The Drug Policy Alliance (DPA), meanwhile, has some specific policy priorities for criminal justice reform, too, and they go far beyond where the administration is at. In its 2021 Roadmap for the new administration released in February, the group calls for federal marijuana legalization, drug decriminalization, and a slew of other criminal justice and policing reforms including ending mandatory minimum sentencing and the deportation of non-citizens for drug possession to barring no-knock police raids, ending the transfer of military surplus equipment for counternarcotics law enforcement, and dismantling the Drug Enforcement Administration. And the federal government should get out of the way of supervised consumption sites, or in DPA’s politically attuned language, “overdose prevention centers.”

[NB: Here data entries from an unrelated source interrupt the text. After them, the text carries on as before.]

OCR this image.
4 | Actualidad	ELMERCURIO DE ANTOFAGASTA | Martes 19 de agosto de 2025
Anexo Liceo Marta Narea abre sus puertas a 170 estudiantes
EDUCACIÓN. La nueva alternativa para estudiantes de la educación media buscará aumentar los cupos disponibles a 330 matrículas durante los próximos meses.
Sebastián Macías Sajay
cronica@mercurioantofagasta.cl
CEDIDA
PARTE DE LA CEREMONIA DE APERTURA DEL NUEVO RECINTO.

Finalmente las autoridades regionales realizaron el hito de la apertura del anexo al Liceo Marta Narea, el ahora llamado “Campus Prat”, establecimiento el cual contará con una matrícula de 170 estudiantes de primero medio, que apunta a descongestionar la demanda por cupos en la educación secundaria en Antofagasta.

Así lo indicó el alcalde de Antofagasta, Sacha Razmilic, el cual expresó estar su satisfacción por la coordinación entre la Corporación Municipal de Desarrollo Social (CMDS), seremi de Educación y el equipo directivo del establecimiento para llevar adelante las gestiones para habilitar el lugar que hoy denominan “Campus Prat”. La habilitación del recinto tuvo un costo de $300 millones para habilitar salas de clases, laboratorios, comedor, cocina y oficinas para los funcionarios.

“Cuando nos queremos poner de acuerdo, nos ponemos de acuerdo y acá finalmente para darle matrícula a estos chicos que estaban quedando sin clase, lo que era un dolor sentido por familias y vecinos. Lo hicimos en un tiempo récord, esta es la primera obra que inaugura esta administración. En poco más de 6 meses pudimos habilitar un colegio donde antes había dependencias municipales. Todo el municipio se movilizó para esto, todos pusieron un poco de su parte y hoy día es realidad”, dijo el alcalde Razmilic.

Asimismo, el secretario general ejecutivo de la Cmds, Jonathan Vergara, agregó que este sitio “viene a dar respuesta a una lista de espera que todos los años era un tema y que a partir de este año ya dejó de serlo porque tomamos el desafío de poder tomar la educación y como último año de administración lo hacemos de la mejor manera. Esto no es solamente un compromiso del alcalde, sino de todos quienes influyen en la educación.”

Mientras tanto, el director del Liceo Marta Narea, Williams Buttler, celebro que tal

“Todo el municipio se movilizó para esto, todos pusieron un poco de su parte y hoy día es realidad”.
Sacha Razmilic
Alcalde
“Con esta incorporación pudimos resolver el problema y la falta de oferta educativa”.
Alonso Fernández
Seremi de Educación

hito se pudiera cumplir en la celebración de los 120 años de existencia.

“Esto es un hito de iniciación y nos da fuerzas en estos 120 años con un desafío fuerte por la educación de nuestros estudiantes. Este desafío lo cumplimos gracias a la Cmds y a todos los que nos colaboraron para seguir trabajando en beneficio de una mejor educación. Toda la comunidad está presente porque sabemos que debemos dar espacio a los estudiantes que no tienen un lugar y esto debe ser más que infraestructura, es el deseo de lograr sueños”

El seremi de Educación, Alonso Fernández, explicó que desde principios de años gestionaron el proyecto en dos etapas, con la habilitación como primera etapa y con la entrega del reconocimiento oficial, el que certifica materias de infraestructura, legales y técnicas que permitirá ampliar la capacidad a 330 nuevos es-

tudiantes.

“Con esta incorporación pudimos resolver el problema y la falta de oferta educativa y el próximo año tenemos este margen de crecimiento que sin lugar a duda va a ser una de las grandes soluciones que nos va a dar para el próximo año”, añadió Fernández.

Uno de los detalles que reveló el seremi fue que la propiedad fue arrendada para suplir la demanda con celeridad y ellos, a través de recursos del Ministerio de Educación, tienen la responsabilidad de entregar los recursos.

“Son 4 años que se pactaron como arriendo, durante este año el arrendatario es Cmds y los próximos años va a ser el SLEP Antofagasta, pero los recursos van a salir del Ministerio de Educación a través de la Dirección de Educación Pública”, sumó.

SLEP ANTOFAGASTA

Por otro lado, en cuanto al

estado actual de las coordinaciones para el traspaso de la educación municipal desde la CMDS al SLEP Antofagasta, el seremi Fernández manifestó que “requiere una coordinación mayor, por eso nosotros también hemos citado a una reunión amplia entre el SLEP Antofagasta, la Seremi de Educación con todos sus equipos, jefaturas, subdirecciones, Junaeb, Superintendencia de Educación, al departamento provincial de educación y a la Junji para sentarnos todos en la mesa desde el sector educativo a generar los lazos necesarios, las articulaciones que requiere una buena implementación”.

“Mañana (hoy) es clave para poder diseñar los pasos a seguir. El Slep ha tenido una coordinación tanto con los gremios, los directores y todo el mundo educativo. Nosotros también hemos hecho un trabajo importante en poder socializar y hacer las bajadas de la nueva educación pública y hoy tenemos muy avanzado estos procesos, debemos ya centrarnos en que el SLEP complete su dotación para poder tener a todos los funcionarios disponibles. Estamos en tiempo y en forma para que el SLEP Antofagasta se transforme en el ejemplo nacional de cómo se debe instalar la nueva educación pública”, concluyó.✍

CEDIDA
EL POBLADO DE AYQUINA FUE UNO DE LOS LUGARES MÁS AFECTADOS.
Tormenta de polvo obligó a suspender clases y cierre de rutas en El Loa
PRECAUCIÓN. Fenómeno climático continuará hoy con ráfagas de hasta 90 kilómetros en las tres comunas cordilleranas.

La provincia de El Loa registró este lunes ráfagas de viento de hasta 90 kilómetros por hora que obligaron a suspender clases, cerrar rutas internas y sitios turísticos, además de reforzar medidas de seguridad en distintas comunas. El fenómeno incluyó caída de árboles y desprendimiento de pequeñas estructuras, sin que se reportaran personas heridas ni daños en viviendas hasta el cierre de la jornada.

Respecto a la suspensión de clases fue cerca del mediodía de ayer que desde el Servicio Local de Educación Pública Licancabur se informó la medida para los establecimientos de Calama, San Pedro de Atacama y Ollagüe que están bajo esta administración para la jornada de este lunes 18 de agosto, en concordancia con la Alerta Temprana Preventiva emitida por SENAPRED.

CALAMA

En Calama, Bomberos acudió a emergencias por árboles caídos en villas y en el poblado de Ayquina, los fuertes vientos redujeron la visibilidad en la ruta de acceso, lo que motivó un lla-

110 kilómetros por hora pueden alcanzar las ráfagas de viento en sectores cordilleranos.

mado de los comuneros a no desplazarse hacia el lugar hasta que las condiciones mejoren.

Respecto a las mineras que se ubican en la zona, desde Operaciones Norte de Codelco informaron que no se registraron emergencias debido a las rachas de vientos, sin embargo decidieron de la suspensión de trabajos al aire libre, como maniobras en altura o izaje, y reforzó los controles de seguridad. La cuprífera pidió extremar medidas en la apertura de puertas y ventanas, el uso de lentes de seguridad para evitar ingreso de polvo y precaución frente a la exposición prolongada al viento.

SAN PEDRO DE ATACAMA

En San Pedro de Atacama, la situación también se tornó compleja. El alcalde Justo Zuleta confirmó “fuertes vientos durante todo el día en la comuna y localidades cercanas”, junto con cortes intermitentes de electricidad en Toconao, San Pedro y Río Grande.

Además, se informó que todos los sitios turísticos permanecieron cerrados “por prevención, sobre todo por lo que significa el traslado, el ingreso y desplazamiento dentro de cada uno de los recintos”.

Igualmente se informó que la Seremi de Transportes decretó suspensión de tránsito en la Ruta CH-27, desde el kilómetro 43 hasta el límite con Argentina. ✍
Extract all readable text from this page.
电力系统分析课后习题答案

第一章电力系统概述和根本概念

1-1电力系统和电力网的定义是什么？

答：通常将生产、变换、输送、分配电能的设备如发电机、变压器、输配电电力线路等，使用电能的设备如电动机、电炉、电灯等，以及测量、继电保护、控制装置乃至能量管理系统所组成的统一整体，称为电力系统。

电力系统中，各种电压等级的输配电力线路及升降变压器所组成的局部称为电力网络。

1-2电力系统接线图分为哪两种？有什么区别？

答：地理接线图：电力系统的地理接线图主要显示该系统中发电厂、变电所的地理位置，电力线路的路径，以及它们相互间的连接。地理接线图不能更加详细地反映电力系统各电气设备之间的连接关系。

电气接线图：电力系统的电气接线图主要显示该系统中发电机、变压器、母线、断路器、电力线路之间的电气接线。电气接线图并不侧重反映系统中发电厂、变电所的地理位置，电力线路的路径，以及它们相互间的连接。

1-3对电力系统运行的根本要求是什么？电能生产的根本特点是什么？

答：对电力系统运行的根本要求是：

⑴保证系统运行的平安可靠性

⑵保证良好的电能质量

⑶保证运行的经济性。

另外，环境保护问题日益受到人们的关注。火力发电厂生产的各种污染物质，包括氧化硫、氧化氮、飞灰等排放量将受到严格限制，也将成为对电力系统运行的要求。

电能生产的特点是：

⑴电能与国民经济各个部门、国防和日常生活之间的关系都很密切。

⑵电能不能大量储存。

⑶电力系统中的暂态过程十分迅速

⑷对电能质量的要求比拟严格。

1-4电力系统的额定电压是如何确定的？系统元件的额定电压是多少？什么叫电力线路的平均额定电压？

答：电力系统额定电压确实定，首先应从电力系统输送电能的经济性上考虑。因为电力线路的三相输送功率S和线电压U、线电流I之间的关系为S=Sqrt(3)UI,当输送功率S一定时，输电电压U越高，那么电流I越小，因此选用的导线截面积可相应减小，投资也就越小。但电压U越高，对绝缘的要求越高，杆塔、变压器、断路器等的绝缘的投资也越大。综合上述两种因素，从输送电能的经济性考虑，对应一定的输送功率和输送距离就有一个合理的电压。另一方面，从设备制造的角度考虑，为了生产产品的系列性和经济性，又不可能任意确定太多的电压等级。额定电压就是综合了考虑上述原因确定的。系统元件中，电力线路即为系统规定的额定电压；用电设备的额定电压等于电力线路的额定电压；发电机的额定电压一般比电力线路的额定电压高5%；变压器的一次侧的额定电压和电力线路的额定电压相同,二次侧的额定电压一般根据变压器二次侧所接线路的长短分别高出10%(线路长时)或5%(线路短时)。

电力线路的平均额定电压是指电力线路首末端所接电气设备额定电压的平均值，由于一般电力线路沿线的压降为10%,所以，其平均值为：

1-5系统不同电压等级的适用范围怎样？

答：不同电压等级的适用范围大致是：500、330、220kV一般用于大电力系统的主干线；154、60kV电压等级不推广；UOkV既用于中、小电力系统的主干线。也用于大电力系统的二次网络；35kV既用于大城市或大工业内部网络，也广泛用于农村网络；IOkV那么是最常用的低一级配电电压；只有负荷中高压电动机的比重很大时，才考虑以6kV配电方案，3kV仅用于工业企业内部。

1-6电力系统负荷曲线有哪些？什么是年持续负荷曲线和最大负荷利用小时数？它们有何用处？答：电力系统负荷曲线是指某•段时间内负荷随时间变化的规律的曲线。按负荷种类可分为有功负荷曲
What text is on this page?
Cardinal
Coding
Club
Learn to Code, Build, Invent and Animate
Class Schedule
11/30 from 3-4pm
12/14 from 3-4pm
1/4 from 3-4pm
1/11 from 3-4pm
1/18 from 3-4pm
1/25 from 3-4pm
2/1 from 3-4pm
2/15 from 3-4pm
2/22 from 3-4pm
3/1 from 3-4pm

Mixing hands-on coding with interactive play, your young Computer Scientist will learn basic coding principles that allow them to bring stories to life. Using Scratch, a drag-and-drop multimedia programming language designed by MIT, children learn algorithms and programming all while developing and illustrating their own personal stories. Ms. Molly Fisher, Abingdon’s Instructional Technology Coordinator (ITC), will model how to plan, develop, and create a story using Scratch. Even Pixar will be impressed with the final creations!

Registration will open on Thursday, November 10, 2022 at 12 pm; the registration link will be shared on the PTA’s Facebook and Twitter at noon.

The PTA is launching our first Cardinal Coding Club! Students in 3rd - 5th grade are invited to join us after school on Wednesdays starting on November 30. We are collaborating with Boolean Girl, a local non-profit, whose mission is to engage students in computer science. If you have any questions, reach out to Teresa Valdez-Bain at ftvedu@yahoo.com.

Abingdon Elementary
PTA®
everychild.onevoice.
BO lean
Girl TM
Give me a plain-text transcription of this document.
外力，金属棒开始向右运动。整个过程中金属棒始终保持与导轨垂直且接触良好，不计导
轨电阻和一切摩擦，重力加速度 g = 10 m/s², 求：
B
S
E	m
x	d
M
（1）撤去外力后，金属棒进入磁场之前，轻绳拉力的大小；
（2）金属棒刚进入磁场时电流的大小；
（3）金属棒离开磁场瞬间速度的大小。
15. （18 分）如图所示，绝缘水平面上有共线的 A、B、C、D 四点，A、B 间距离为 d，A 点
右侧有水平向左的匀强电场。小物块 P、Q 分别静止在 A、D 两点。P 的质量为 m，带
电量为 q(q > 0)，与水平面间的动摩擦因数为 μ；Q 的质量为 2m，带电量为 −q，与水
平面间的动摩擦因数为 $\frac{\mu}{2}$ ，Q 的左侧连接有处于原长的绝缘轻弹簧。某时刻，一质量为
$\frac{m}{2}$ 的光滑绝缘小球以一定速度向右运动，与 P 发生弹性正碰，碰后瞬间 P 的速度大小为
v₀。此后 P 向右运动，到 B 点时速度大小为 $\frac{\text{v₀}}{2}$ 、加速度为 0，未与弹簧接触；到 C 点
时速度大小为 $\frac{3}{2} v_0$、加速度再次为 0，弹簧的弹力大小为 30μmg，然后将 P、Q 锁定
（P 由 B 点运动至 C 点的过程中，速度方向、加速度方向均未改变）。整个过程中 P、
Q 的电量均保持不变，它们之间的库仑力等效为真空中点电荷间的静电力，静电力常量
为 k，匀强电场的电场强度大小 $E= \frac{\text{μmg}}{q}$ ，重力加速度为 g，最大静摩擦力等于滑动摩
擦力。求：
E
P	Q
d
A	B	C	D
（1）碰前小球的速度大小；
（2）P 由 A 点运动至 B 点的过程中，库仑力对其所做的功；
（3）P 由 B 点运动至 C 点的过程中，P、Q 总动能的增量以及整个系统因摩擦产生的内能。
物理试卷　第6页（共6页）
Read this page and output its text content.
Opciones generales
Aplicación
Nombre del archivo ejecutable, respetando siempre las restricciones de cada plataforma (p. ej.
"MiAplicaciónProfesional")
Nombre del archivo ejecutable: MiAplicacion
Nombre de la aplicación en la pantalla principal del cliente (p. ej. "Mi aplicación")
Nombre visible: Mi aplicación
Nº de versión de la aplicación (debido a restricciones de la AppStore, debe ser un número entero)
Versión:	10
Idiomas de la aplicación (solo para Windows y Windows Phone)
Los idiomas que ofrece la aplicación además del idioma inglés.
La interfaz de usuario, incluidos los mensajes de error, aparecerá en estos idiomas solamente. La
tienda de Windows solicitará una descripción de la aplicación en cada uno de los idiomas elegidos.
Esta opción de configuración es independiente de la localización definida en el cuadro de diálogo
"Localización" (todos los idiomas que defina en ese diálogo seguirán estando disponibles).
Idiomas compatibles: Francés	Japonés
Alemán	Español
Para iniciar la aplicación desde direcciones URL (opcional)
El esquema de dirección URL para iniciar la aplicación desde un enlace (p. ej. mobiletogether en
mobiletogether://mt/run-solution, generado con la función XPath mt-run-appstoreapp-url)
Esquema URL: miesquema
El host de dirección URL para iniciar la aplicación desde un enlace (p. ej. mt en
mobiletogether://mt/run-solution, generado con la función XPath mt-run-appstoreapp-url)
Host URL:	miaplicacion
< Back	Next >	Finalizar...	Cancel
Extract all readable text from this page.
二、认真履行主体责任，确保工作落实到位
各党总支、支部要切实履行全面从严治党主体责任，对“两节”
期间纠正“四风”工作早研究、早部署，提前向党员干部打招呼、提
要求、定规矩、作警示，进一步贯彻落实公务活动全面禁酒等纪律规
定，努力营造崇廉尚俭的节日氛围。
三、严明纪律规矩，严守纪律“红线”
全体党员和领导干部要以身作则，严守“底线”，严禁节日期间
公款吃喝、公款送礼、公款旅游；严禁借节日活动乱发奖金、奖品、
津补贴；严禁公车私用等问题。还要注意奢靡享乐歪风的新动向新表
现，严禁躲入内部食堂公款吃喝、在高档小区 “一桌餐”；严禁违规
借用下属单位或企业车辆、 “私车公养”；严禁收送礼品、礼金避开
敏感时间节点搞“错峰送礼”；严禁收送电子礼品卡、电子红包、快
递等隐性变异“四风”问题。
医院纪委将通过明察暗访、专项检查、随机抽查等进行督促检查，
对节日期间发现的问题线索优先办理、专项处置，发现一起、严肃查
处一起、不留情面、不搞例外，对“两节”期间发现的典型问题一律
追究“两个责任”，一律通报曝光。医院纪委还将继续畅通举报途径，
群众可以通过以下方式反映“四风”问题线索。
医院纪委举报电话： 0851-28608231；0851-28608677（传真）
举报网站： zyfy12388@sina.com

“We’re glad the administration is taking important steps to address the overdose crisis—by increasing access and funding to harm reduction services and reducing barriers to life-saving medications—especially as people are dying at an alarming rate. We also appreciate their commitment to studying how to advance racial equity in our drug policies and best implement innovative practices on the ground. But it’s clearly not enough. We need action,” DPA’s Office of National Affairs director Maritza Perez said in a press release while responding to the administration’s statement. “Black, Latinx and Indigenous people continue to lose their lives at the hands of law enforcement in the name of the drug war, and yet, the Administration has chosen to prioritize increased funding for law enforcement. We need supervised consumption sites, not more money for police.”
“And while we commend the Administration for taking steps to reduce employment discrimination, unless we address the biggest barrier for people trying to get a job—past drug convictions and arrests—we will still be left with significant inequities and racial disparities in the workplace,” Perez continued. “It’s time we get serious about saving lives and repairing the damage that has been caused by the drug war, particularly on Black, Latinx and Indigenous communities. We can start by passing federal marijuana reform and ending the criminalization of people for drugs in all forms.”
Young drug reformers also had a few bones to pick with the administration’s priorities. In their own statement in response to that by the administration, Students for Sensible Drug Policy applauded priorities like more access to treatment and more research on racial equity. But the group complained that the administration priorities “fail to provide adequate support to Young People Who Use Drugs (YPWUD) in this country”—especially those who use drugs non-problematically.
“[T]here are no steps being taken to support YPWUD that do not want to and will not stop using drugs,” SSDP said. “Young people have feared and faced the consequences of punitive drug policies and shouldered the burden of caring for their peers who use drugs for far too long. Young leaders calling for drug policy reform recognize that simply using drugs is not problematic and that we can support the safe and prosperous futures of People Who Use Drugs (PWUD) without forcing them to stop as a pre-condition for compassion, care, and opportunity.”
Although only time will tell, for drug reformers, the policies of the Biden administration are looking like a step in the right direction, but only a step. Its policy prescriptions still seem like they are limited by a vision of drug use rooted in the last century. Perhaps the administration can be pressured and prodded to plot a more progressive drug policy path.